I also found the author to be very prescriptive - too much so. However, whenever the author refers back to her prescriptive guide to meditative writing, she gives an example of someone who breaks that and succeeds, tacitly offering the option to accept or disregard steps as preferred ( as an example: Read for 5 or more minutes before writing. After one session, a participant reported that she reads afterward, and it works for her.)
In the end – I found true value in the book. The reading was strong. I would recommend it to others.
The reading was smooth and consistent.
The deep value I took from this book came in less than 30 words: “Address the voice directly, Write fast, Ask lots of questions, Write whatever comes - Open your heart and mind all the way, and just say what wants to be said.”
At time the book felt male-phobic. The vast majority of protagonists are divorced females, with the antagonists described as ex-husbands, fathers and male teachers. I don’t feel this was intentional; but it was a fairly consistent theme.
This was very Christain/Catholic oriented. Not so much about writing as about belief in God. I could not get beyond an hour of it. Not a book about writing as far as I could tell.

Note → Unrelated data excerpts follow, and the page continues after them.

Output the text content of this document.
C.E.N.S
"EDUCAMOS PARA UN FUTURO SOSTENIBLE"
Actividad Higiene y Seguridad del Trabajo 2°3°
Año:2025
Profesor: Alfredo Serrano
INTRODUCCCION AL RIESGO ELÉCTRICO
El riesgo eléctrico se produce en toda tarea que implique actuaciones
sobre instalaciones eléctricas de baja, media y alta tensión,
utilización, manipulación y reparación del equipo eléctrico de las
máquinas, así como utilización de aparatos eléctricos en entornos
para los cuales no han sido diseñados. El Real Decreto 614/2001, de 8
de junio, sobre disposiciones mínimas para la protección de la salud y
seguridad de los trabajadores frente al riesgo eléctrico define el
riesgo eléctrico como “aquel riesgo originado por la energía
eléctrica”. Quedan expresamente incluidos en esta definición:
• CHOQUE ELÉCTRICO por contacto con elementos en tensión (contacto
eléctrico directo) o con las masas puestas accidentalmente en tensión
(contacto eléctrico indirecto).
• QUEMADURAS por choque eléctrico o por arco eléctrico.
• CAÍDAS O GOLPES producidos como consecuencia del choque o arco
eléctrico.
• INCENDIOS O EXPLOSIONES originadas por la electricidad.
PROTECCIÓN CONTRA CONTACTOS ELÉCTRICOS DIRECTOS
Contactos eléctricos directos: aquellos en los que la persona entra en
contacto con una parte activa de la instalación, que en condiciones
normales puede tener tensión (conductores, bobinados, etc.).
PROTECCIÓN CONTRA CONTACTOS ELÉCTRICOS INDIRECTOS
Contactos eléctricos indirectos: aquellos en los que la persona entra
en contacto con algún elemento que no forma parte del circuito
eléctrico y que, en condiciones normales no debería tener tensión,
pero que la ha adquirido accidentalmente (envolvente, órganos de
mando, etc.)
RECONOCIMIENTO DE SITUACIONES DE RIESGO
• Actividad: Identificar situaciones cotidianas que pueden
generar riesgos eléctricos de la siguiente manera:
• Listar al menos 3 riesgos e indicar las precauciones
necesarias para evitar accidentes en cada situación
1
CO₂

I enjoy audio books and blogging.
I enjoyed advice about writing to unlock communication with the "voice", and how daily practice would unlock a mystical connection to a source of information.
First Janet Conner book.
First Jane Cramer listen.
I occasionally felt that the side story, and some suggestions would derail the book, yet it always stayed on track. Repetition of the phrase "write down your soul" was very effective, and kept me focused.
The author's suggestion to ask the "voice" the right questions was profound and surpassed the primary scope of the book. This and other suggestions like it, made it a very informative and satisfying read.
I felt this book was a encouraging book BUT the preview had made it sound as a Christian book. I think there were elements in there but the author is trying to be to "politically correct" and that was disappointing. I listened to most to get the jist-which was helpful but could not totally finish it due to disappointment in this aspect.